The duration of casting may be many months. The treatment has to be tailored to the individual patient, taking into account balance, comorbidities, mobility and risk of falls. For example, an elderly, overweight person with diabetes may struggle with crutches and weight-bearing through the non-affected (but also neuropathic) foot, and in some cases a wheelchair is necessary for non-weight-bearing.
Bisphosphonates, both intravenous and oral, have been used in the past as an adjunct to the primary treatment of offloading in the hope of speeding the resolution of acute diabetic neuroarthropathy. However, evidence for their benefit is limited, and their use does not appear to shorten the period of immobilisation, although some centres still use these drugs in selected patients (Game et al, 2012; Richard et al, 2012).
Outcomes
If diagnosis is made at an early stage (Eichenholtz stage 0; see Box 2), and treatment by offloading is instituted rapidly, the outcome of neuroarthropathy is good (Rogers et al, 2011; Petrova and Edmonds, 2013). Delay in diagnosis can lead to irreversible joint disorganisation, and the main aim of treatment in these cases has to be to maintain a stable, plantigrade foot free of infection and ulceration. It is important to realise that diabetic neuroarthropathy can have a significant adverse effect on quality of life (Raspovic and Wukich, 2014).
Surgery is best avoided. However, in the occasional carefully selected patient, procedures such as the removal of exostoses, lengthening of the Achilles tendon to reduce forefoot pressure or arthrodesis to improve stability and pain may be helpful if performed by a foot and ankle surgeon experienced in the treatment of diabetic neuroarthropathy (Rogers et al, 2011).
Conclusions
There is increasing interest in the effects of diabetes and the drugs used in its treatment on bone strength and quality and the risk of fracture, with accumulating evidence that a person with diabetes may be at greater risk of fracture than a person without diabetes with similar BMD. Whilst the relationship between BMD, bone quality and fracture risk is complex, it is reassuring that bisphosphonate treatment appears to be as effective in the diabetes population as in people without the condition for the prevention of fracture.
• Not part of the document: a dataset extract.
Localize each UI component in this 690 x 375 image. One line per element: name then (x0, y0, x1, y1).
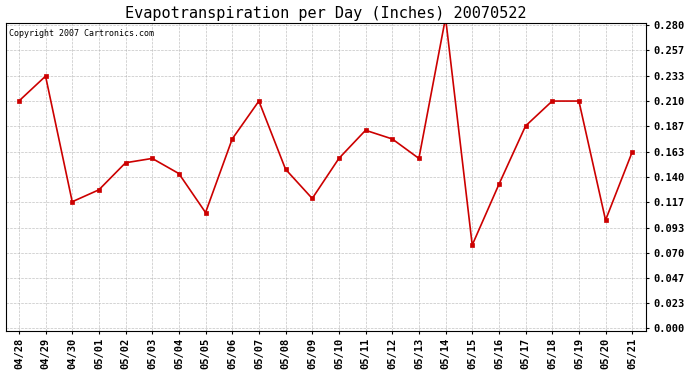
Text: Copyright 2007 Cartronics.com: Copyright 2007 Cartronics.com (9, 29, 154, 38)
Title: Evapotranspiration per Day (Inches) 20070522: Evapotranspiration per Day (Inches) 2007… (125, 6, 526, 21)
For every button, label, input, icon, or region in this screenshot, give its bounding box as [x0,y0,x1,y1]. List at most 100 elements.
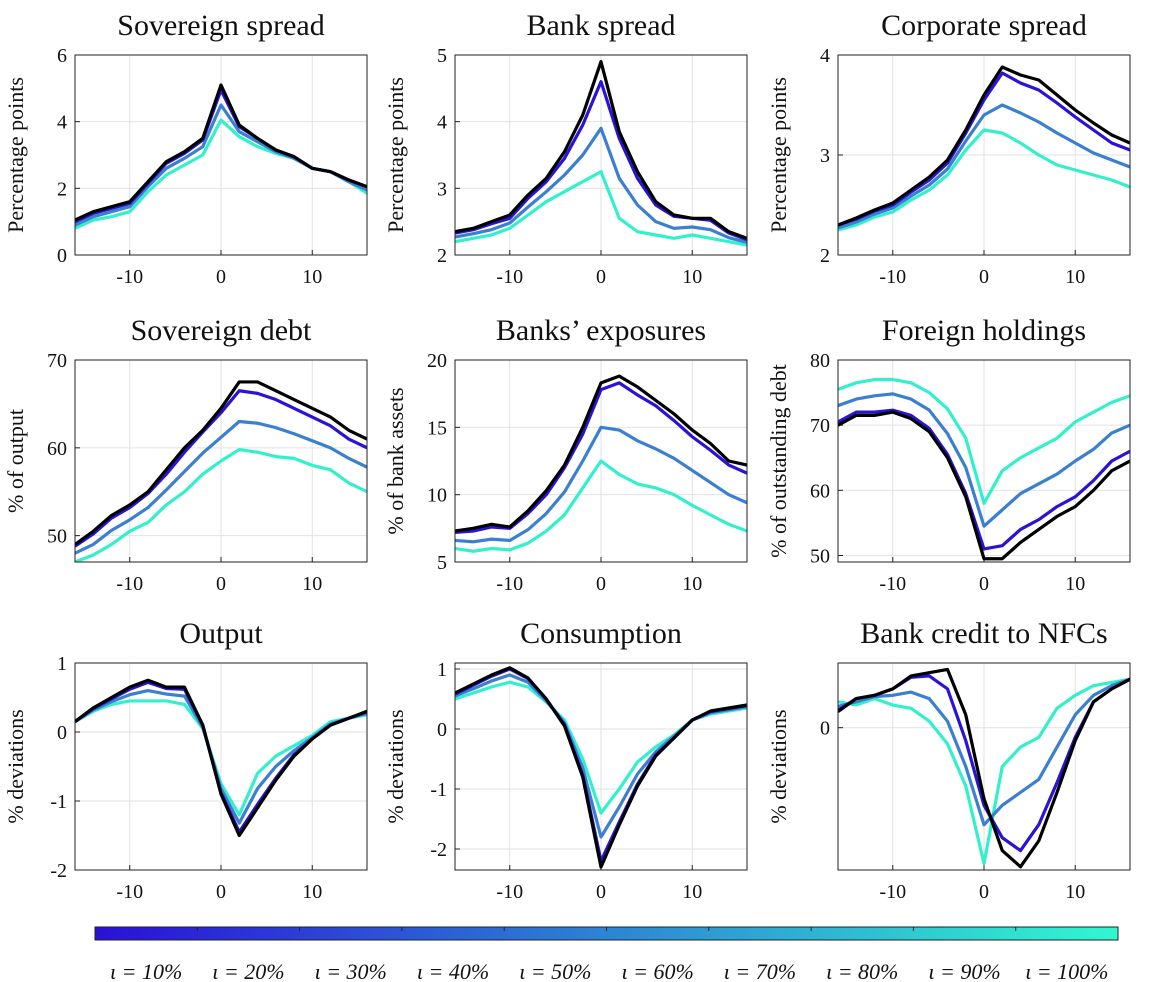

The effects of diabetic neuropathy on bone leading to Charcot neuroarthropathy are equally complex, and poorly understood. Treatment is largely based on expert opinion but is effective if instituted at an early stage. A high index of suspicion and rapid investigation and treatment is required to ensure a good outcome for people with this uncommon but serious diabetic complication.